Dr. Person said family members wanted the death penalty for both men but were told at the time of their conviction that the men would never be allowed to leave prison. An article published in the Commonwealth in March 1982, however, reported then-District Attorney Frank Carlton said they would be eligible for parole within 13 years.
Parole hearings for each have been held for the past three decades, although both men have remained incarcerated. Each time a hearing has been scheduled, the family has asked public officials, including lawmakers, to contact the Mississippi Parole Board with objections to the inmates’ release, such as letters of non-support, and the most recent notification has resulted in another round of these requests.
The board is chaired by Jeffery Belk of Vancleave, a construction company business manager. Belk was appointed chairman in January.
Jon Person’s death on Feb. 4, 1982, at his home in Greenwood was brutal, according to documents filed in the Leflore County Circuit Clerk’s Office.
Person managed the now-nonexistent Sunflower Food Store, then a landmark on the corner of Grand Boulevard and West Claiborne Avenue, and he lived only steps away in a townhouse on Gwin Street.
After the store closed that evening, Hemphill and Moore came to his home and were admitted, according to court records. When Person did not report to work the following morning and could not be reached by telephone, his brother, Dr. Person, arrived, forced his way through a locked door and discovered his brother’s body in a bedroom. Jon Person had been beaten repeatedly on the his head with a hammer, and his throat had been sliced with a razor-type knife or box cutter. His car had been stolen.
The car, hammer and razor were recovered along with several pieces of silver, mail addressed to Jon Person, a hair brush and a case for eyeglasses. Police reported collecting more than 20 identifying fingerprints.
Dr. Person said he understands that the killers wanted his brother to open a safe at the Sunflower grocery store so they could steal cash. The safe, however, had a timer that would prevent it from being opened from the time the store closed each evening until it reopened the next morning. Also, his brother routinely deposited the store’s cash at a bank at the end of each day.
A trial was never held. Hemphill and Moore were arrested on Feb. 6 and blamed each other in statements to investigators. Within weeks, they decided to plead guilty to charges of capital murder and armed robbery. They were sentenced March 16, 1982.
Dr. Person believes Hemp-hill and Moore opted for guilty pleas because they were told the police had done a thorough job collecting evidence to be presented at trial and “they are going to convict you and put you to death.”

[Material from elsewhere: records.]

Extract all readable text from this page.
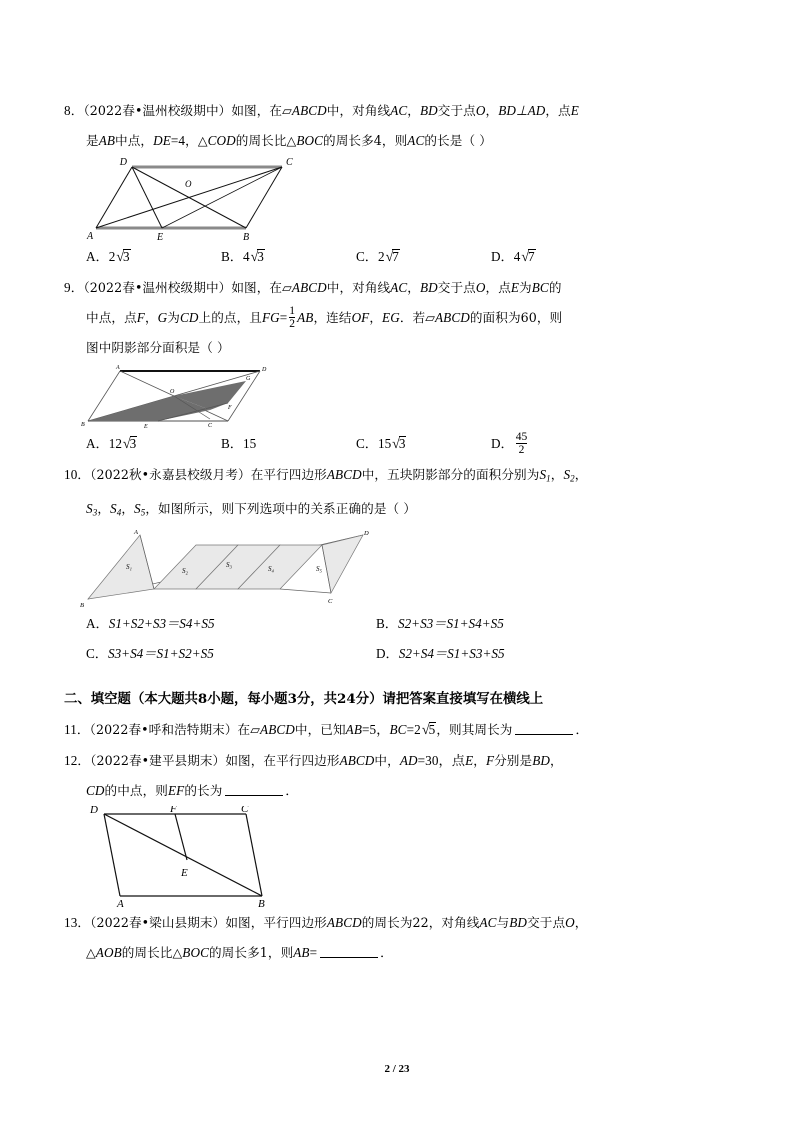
8．（2022春•温州校级期中）如图，在▱ABCD中，对角线AC，BD交于点O，BD⊥AD，点E
是AB中点，DE=4，△COD的周长比△BOC的周长多4，则AC的长是（ ）
D	C
O
A	E	B
A．2√3	B．4√3	C．2√7	D．4√7
9．（2022春•温州校级期中）如图，在▱ABCD中，对角线AC，BD交于点O，点E为BC的
中点，点F，G为CD上的点，且$FG= \frac{1}{2}$ AB，连结OF，EG．若▱ABCD的面积为60，则
图中阴影部分面积是（ ）
A	D
O
G
F
B	E	C
A．12√3	B．15	C．15√3	D． $\frac{45}{2}$
10．（2022秋•永嘉县校级月考）在平行四边形ABCD中，五块阴影部分的面积分别为$S_1$，$S_2$，
$S_3$，$S_4$，$S_5$，如图所示，则下列选项中的关系正确的是（ ）
A	D
B
C
S₁	S₂
S₃	S₄	S₅
A．S1+S2+S3＝S4+S5	B．S2+S3＝S1+S4+S5
C．S3+S4＝S1+S2+S5	D．S2+S4＝S1+S3+S5
二、填空题（本大题共8小题，每小题3分，共24分）请把答案直接填写在横线上
11．（2022春•呼和浩特期末）在▱ABCD中，已知AB=5，BC=2√5，则其周长为	．
12．（2022春•建平县期末）如图，在平行四边形ABCD中，AD=30，点E，F分别是BD，
CD的中点，则EF的长为	．
D	F	C
E
A	B
13．（2022春•梁山县期末）如图，平行四边形ABCD的周长为22，对角线AC与BD交于点O，
△AOB的周长比△BOC的周长多1，则AB=	．
2 / 23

The date of Hemphill’s parole hearing was not available, and Dr. Person said he does not know whether his family would be allowed to attend.
Over the years, he said, “the Parole Board has been very cooperative,” he said, but Dr. Person worries that a day might come when one or both inmates are paroled. This, he said, would not be good for his hometown. “The problem for Greenwood is where they are coming back to if they get paroled,” he said.
“It’s not like they have gone and been choir boys in prison,” Dr. Person said. “They are not going to go away, and they are not going to work for a living. ... If they get out, they are going back to Greenwood and commit crimes until they die.”